Jack the Ripper is perhaps the most famous serial killer of all time, especially because he was never caught, and he perpetrated his horrors in Victorian London, a time and place that never liked to know about the seedier side of life. Paula Marantz Cohen's historical novel
What Alice Knew: A Most Curious Tale of Henry James and Jack the Ripper brings a new perspective to the famous case.
London, 1888. American author Henry James is living in London and is out every night as a member of the esoteric literary and arts scene. His sister Alice, a semi-invalid, also lives in London, in her own town home. The Ripper case is all anyone is talking about, and bedridden Alice, very intelligent and quick-witted, loves to read the papers, speculate, and design scenarios. When the siblings' brother, the renowned professor William James is summoned to London, from Harvard College in Massachusetts, by Scotland Yard. Professor James is engaged in "important research in the new science of the mind" and Sir Charles Warren, Metropolitan Commissioner of Police is hoping he can shed some light on the motives and behaviors of the elusive killer.
With the three James siblings reunited in London, Alice is excited to put a plan she has been scheming into motion. Although she cannot got about the streets of London herself, William, with his Scotland Yard connections, medical knowledge, and insights into the human mind, and Henry, a man who is able to fit into both high society and the more dissolute areas of London, can bring her information to analyze. The three will solve these crimes together, each bringing their own unique talents to the case. William is soon running about London with members of Scotland Yard, finding new evidence and refuting theories that were already in place. Henry is about in the drawing rooms and gentlemen's clubs listening to conversations, and soon the three have a suspect.

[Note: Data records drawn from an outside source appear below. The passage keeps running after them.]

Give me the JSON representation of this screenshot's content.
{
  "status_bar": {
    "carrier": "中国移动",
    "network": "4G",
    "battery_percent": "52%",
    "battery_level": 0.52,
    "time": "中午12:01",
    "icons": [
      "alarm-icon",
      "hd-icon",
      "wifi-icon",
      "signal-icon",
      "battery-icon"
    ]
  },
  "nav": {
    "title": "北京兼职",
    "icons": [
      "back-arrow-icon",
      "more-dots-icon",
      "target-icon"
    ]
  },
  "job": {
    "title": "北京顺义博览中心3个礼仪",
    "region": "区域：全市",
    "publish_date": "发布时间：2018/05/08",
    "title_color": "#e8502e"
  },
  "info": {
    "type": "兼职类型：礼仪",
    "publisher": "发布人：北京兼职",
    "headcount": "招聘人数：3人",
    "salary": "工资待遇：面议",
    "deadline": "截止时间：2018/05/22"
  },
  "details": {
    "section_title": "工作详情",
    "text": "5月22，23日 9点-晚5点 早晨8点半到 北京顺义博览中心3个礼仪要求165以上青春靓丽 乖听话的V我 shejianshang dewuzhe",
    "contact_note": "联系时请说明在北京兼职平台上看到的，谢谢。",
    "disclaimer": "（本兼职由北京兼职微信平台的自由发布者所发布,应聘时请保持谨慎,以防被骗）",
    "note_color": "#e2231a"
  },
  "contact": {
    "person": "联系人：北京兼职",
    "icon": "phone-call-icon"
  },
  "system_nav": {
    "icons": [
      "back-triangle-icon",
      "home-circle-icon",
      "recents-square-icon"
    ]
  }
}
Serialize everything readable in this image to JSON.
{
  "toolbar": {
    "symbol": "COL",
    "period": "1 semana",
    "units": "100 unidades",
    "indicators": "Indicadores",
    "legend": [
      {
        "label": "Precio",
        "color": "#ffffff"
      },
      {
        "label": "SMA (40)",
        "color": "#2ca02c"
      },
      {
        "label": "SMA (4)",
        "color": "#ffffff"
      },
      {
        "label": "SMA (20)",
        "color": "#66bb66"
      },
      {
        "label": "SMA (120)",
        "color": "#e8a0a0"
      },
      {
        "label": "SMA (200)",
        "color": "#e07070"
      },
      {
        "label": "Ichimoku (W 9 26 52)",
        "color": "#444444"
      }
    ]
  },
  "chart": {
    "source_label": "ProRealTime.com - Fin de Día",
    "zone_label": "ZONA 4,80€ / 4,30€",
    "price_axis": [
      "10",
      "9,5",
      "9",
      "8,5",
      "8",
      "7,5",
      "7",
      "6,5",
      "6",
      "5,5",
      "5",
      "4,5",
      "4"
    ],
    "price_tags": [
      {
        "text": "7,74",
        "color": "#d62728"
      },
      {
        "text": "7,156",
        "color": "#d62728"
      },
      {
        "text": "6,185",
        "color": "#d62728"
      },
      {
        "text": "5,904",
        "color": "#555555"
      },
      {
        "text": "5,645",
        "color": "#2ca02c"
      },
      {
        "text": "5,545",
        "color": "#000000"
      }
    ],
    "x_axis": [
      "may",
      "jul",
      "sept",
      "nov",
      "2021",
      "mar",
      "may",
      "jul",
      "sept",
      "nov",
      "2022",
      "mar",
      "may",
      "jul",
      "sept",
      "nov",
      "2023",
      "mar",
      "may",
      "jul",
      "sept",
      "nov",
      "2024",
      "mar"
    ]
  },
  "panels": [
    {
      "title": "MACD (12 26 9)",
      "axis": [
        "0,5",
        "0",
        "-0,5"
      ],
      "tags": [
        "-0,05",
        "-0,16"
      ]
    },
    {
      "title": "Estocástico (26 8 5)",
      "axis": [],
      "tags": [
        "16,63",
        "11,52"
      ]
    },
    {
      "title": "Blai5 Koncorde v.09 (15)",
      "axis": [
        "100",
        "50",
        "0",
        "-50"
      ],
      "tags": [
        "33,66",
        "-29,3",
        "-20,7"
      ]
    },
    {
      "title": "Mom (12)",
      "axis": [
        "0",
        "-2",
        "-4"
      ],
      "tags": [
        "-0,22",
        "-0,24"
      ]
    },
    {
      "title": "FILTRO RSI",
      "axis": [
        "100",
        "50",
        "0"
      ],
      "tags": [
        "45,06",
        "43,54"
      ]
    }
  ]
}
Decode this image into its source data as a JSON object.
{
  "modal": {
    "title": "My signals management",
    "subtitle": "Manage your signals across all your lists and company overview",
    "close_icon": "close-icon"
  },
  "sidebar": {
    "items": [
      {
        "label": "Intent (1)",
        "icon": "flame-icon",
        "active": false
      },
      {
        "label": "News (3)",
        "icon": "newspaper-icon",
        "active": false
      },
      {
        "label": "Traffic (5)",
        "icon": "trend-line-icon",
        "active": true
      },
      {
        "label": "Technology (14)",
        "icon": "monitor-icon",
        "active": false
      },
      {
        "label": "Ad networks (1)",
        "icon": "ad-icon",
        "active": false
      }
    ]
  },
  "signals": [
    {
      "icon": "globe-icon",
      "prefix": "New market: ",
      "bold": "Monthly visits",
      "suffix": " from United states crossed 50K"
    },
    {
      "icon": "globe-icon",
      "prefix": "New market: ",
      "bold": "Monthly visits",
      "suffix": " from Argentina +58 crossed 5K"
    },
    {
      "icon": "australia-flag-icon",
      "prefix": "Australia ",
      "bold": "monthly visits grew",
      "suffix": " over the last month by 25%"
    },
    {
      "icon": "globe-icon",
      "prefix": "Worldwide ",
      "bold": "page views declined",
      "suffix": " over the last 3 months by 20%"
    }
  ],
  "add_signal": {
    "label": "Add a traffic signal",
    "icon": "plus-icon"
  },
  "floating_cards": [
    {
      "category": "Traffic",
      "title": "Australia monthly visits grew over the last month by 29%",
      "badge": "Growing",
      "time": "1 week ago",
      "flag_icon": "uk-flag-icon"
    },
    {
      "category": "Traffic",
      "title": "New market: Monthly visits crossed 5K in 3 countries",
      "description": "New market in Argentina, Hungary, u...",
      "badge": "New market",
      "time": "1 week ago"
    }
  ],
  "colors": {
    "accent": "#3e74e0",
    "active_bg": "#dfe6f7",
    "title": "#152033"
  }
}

What Alice Knew is a well-written thriller, with oodles of great Victorian history thrown in. Ms. Cohen, a professor of English at Drexel University, brings her scholarship and research to the story, speculating on Henry's and William's feelings and motivations, and sharing stories about artists of the times such as John Singer Sergeant and Oscar Wilde, friends of the James family. As a lover of both historical fiction and mystery/thrillers I couldn't put
What Alice Knew down, and I look forward to what
Paula Marantz Cohen has for us next!